Global economic output will increase by 3.7 per cent this year, the IMF said Tuesday in a revised outlook. The estimate is a slight revision from the 3.6 per cent increase the fund predicted in the fall. Its forecast for 2015 is unchanged at 3.9 per cent.
While the increase is slight, it represents a break from 2013, which was marked by disappointments. If the revised forecast holds, the global economy will grow the most this year since 2011, when the world's gross domestic product expanded almost 4 per cent.
After rebounding sharply from the 2009 recession, the global economy sputtered. Many of the problems were rooted in the world's wealthiest economies. The U.S. recovery was especially disappointing, weighed down by households' desire to pay off debt rather than shop, government austerity and weak business confidence. Europe, meanwhile, was gripped by a sovereign-debt crisis that challenged the viability of the euro. With their biggest trading partners in turmoil, emerging markets began to struggle as it become clear their growing middle classes still were too small to support the rapid growth to which many of those countries had become accustomed.
That picture is starting to change, as richer countries start to gain momentum after years of stagnation. The U.S. is back as the undisputed growth leader in the Group of 7 advanced economies: the world's largest economy will expand 2.8 per cent in 2014, the IMF said, an increase from the previous forecast of 2.6 per cent. The euro zone finally will reverse a two-year-old recession in 2014, and Britain will grow at the fastest pace since 2007, the fund said.
"There will be more growth rotation from emerging market economies to advanced economies in 2014-15," Olivier Blanchard, the IMF's chief economist, said in a statement.

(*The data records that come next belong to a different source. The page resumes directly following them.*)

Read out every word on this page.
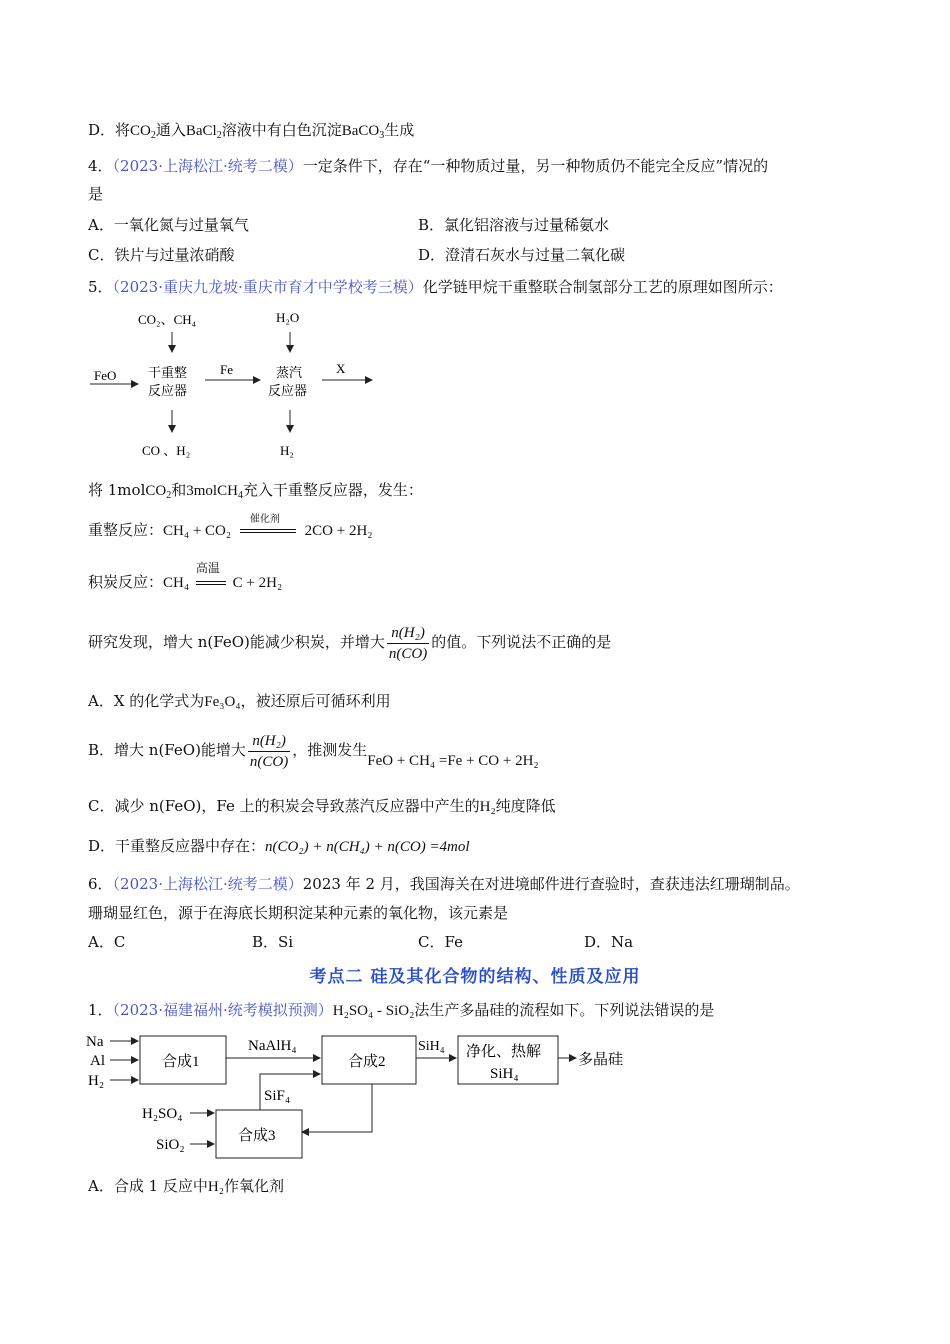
D．将$CO_2$通入BaCl$_2$溶液中有白色沉淀BaCO$_3$生成
4．（2023·上海松江·统考二模）一定条件下，存在“一种物质过量，另一种物质仍不能完全反应”情况的
是
A．一氧化氮与过量氧气	B．氯化铝溶液与过量稀氨水
C．铁片与过量浓硝酸	D．澄清石灰水与过量二氧化碳
5．（2023·重庆九龙坡·重庆市育才中学校考三模）化学链甲烷干重整联合制氢部分工艺的原理如图所示：
CO₂、CH₄	H₂O
FeO 干重整
反应器
Fe	蒸汽
反应器
X
CO 、H₂	H₂
将 1molCO$_2$和3molCH$_4$充入干重整反应器，发生：
重整反应：CH₄ + CO₂
催化剂
2CO + 2H₂
积炭反应：CH₄
高温
C + 2H₂
研究发现，增大 n(FeO)能减少积炭，并增大 $\frac{\text{n(H₂)}}{n(CO)}$ 的值。下列说法不正确的是
A．X 的化学式为Fe₃O₄，被还原后可循环利用
B．增大 n(FeO)能增大 $\frac{\text{n(H₂)}}{n(CO)}$ ，推测发生FeO + CH₄ =Fe + CO + 2H₂
C．减少 n(FeO)，Fe 上的积炭会导致蒸汽反应器中产生的H₂纯度降低
D．干重整反应器中存在：n(CO₂) + n(CH₄) + n(CO) =4mol
6．（2023·上海松江·统考二模）2023 年 2 月，我国海关在对进境邮件进行查验时，查获违法红珊瑚制品。
珊瑚显红色，源于在海底长期积淀某种元素的氧化物，该元素是
A．C	B．Si	C．Fe	D．Na
考点二 硅及其化合物的结构、性质及应用
1．（2023·福建福州·统考模拟预测）H₂SO₄ - SiO₂法生产多晶硅的流程如下。下列说法错误的是
Na
Al
H₂
合成1
NaAlH₄
合成2
SiH₄ 净化、热解
SiH₄
多晶硅
SiF₄
H₂SO₄
SiO₂
合成3
A．合成 1 反应中H₂作氧化剂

Canada's economy will expand 2.2 per cent in 2014 and 2.4 per cent in 2015, the IMF said. (The previous estimate was for growth of 2.1 per cent this year and 2.5 per cent next year.)
The more positive outlook hasn't entirely restored the IMF's confidence in the global economy, however. The fund noted that inflation is running persistently below central banks' targets across many advanced economies, elevating the threat of deflation. Weaker inflation also makes the fixed costs of existing debt harder to pay, damping consumption. The IMF called on central banks in richer economies to leave their aggressive stimulus policies in place for an extended period, even as growth picks up.
China, the world's second-biggest economy, will grow 7.5 per cent in 2014, compared with a previous estimate of 7.2 per cent, the IMF said. That still is less than previous years, reflecting the Chinese government's efforts to restrain the country's expansion to avoid inflation and asset-price bubbles. The IMF said the investment boom that sparked faster-than expected growth at the end of 2013, won't be sustained and that domestic demand is increasing fast enough to make up the difference. China will grow 7.3 per cent in 2015, the IMF said.
The biggest positive changes in the IMF's outlook were in Britain, where growth was revised higher by 0.6 of a percentage point, and in Japan and Spain, where the forecasts for 2014 were adjust 0.4 percentage points higher.
There was one big negative adjustment. The IMF said Russia's economy will expand 2 per cent in 2014 and 2.5 per cent in 2015, underwhelming for an emerging market. Both predictions are 1 percentage point lower than the IMF had forecast in the fall.